168.第165章 聊爆式反转?!乌鸦又要骑在王

第165章 聊爆式反转?!乌鸦又要骑在王长生头上了??(1w求月票)

【请2号玩家开始发言】

2号匡扶在听完7号王长生的发言之后,便准备直接跳出自己的身份。

因此轮到他发言,他便直接将自己的底牌给拍了出来。

“第一天没守人,昨天晚上盾了自己,我是守卫。”

2号的起跳,让3号、8号以及11号的眼神都是微微一暗。

“昨天狼队刀出来了一天平安夜,既然他们敢外置位刀我,那大概率就是判断到了我的守卫身份,所以我也没什么可藏的,直接跳出来,还能帮助好人排一排外置位的狼坑。”

“聊一下昨天为什么会守自己,而没有去在7号的头上举盾,这其实也就是和狼队打一个反心态而已,只是看我们双方谁打到了谁的心态。”

“只不过最后看起来貌似是我成功了。”

“而且4号和8号昨天晚上我是不可能去盾的,因为只要狼队敢朝预言家下手,那么整只狼队也就会被直接拉爆,他们就必须要和我去搏刀。”

“所以我昨天守人的选择,其实也就只有7号或者我自己而已。”

“只是看狼队究竟会砍7号,还是会在外置位寻找我这张守卫的位置。”

“如果狼队昨天一刀砍死骑士,那么我们的轮子其实还是落后的,因为今天晚上他们大概率就会把我给砍掉,毕竟昨天我已经守过自己了。”

“然而昨天他们却并没有去砍骑士,反而一刀砍在了我的身上,应该是认为我昨天会去守7号牌,可是我却反其道而行,并没有守7号牌,而是守了我自己。”

“不得不说,这是一个冒险的行为,只是从结果来看,我的冒险操作,还是值得的。”

“那么今天狼队就又亏了一个轮次,不论如何,只要今天能够放逐掉一只狼人,我们好人基本上就很难输掉了。”

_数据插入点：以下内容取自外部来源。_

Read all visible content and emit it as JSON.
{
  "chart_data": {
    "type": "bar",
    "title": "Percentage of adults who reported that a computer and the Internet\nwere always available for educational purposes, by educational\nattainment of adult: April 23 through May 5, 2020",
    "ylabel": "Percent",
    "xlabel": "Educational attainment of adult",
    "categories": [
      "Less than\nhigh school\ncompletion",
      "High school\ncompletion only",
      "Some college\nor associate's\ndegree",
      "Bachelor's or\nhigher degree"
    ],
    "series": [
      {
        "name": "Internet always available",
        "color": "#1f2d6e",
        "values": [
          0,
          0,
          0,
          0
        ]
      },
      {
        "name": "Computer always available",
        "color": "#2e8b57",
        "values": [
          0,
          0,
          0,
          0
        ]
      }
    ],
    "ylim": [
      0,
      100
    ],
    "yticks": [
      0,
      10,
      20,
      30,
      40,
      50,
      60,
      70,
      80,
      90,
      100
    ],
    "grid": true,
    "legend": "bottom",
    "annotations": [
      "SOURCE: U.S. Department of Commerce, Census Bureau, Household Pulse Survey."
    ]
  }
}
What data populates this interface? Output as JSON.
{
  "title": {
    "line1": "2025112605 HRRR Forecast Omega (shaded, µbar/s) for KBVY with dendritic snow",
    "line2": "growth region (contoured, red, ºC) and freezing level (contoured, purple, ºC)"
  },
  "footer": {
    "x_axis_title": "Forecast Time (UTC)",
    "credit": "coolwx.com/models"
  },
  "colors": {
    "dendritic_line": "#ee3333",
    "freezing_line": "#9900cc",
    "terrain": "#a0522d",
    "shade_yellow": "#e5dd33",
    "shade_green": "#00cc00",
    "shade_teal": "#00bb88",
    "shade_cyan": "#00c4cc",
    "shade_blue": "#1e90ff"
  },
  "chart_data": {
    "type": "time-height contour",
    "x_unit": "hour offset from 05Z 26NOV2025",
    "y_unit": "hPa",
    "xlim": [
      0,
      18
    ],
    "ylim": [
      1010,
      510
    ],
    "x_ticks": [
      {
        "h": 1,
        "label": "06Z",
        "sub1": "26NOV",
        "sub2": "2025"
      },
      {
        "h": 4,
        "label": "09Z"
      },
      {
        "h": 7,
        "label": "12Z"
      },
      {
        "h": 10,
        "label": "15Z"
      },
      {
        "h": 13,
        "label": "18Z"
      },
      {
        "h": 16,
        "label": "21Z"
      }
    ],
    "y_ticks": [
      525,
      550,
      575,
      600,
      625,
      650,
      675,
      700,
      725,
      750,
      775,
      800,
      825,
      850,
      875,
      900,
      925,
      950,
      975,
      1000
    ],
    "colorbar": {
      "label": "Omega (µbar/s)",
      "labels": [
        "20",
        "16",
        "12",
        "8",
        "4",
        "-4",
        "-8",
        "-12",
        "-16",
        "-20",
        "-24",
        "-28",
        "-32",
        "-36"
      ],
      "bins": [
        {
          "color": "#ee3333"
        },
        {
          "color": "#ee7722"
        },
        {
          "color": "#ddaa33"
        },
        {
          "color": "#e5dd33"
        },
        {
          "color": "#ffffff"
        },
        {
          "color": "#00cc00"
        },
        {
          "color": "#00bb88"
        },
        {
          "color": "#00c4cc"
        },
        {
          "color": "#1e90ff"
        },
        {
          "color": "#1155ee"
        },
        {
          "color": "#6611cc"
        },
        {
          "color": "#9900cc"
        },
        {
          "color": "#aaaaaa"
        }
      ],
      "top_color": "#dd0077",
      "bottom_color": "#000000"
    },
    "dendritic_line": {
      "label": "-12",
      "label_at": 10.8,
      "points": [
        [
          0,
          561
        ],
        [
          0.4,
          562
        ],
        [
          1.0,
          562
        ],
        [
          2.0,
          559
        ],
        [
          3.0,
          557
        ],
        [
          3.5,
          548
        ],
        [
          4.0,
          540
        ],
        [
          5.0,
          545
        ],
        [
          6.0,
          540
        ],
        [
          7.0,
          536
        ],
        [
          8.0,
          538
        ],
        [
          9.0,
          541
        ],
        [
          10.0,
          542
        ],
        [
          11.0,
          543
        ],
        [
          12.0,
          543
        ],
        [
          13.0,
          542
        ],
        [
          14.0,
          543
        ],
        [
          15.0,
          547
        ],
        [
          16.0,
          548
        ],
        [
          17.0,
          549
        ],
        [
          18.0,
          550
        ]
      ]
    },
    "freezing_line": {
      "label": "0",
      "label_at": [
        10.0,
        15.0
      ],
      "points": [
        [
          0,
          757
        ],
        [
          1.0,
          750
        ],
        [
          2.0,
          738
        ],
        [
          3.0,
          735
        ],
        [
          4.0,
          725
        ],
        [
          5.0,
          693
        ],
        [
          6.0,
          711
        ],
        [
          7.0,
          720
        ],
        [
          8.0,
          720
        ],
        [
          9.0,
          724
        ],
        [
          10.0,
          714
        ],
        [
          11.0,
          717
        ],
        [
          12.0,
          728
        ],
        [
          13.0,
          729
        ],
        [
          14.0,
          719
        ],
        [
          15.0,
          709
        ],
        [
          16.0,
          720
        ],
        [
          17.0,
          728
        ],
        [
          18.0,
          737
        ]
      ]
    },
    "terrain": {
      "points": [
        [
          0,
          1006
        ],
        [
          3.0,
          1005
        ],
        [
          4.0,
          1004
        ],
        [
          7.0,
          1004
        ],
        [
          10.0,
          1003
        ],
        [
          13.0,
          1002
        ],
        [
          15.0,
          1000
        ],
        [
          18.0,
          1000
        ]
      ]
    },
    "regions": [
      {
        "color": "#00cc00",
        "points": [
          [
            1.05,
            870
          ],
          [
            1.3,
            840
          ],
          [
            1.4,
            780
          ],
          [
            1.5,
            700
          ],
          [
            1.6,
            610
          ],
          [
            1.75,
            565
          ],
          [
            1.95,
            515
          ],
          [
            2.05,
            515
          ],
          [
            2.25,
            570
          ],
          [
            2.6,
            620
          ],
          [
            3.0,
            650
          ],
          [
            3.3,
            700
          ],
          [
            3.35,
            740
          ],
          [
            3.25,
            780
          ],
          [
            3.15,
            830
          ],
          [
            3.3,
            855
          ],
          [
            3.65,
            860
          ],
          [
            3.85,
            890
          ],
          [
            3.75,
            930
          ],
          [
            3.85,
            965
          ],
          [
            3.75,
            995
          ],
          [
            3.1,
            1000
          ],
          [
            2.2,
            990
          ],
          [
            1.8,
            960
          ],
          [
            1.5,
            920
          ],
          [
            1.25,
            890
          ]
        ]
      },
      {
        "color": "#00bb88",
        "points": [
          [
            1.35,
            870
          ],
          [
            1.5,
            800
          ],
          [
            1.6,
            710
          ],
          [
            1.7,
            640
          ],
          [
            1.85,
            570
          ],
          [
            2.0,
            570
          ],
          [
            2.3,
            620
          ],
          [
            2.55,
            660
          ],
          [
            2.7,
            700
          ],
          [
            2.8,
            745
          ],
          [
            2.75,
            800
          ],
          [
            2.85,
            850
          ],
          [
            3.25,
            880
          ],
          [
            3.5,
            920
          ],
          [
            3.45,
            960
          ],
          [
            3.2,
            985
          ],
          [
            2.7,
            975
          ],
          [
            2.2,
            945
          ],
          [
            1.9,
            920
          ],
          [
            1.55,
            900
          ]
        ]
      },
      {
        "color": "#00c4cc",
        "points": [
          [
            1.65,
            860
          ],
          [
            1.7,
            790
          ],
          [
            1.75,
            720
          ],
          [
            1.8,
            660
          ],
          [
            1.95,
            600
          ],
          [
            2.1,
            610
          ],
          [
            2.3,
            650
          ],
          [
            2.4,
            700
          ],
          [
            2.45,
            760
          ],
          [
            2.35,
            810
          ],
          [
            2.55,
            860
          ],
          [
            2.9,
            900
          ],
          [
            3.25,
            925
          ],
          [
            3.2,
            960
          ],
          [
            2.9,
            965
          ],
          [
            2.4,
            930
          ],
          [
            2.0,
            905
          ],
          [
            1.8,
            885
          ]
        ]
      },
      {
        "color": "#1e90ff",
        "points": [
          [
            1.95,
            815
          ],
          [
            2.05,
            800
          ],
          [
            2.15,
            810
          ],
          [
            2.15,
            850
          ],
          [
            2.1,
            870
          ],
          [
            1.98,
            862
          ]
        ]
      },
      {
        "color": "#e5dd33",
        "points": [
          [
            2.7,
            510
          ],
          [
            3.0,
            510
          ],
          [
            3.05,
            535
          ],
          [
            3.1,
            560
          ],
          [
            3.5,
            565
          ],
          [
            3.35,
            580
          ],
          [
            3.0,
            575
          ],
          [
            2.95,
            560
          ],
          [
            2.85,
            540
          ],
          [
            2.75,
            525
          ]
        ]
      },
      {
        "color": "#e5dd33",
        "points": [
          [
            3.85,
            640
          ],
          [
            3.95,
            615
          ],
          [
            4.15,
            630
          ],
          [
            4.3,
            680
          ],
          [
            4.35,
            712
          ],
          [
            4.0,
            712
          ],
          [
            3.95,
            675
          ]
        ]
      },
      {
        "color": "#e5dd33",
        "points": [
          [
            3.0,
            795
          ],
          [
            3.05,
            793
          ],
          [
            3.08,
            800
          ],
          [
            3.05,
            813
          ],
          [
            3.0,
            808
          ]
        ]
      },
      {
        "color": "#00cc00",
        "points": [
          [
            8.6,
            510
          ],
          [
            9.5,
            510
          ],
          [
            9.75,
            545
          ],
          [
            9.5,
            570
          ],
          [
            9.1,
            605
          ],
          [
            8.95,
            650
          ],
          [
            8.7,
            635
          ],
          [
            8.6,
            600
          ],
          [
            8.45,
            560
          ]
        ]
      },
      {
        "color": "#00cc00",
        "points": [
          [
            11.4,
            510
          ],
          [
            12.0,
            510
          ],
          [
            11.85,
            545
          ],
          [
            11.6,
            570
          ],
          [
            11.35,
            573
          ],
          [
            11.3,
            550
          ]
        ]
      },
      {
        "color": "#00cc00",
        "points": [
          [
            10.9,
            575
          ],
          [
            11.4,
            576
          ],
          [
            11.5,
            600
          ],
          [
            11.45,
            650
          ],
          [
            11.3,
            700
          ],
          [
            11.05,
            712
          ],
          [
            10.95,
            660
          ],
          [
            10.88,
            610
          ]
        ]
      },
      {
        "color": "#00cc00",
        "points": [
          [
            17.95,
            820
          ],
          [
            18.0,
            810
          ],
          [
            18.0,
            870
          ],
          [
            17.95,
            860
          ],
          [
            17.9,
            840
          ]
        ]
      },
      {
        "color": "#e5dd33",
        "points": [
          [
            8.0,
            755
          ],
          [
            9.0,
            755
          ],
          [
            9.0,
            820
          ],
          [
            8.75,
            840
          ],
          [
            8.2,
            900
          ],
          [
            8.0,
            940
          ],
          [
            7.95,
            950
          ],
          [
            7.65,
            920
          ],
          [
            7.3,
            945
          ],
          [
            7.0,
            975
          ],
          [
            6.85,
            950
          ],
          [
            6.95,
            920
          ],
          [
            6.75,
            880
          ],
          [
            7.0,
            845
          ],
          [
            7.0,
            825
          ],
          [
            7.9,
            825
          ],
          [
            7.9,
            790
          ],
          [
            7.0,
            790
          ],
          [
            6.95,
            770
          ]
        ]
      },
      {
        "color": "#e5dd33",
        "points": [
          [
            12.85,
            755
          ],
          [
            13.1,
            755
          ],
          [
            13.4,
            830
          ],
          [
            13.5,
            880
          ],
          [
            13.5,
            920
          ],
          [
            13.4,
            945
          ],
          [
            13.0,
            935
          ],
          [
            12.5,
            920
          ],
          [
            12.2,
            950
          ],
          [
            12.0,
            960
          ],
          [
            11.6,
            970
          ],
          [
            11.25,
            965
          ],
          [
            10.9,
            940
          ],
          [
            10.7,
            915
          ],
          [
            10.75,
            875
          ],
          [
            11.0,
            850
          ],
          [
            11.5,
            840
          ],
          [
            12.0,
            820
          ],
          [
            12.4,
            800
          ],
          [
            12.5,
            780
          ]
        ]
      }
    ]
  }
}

“而现在的问题就是,到底4号是预言家,还是8号是预言家。”

“结合被7号骑士牌戳死的9号发言,我自然是会更偏向于4号是预言家多一点的。”

“原因是9号如果为4号的同伴,不可能如此钢铁的发言去倒钩8号,因为当时在7号玩家的视角里,4号才是预言家,所以9号如此暴露出来,只能是给自己的团队卖视角而已。”

“注意,这里是在向好人团队卖自己狼人团队的视角。”

“所以9号如果为4号狼同伴的话,我个人认为他应该会像3号一样表现的摇摆一点,而不是直接要站边8号牌。”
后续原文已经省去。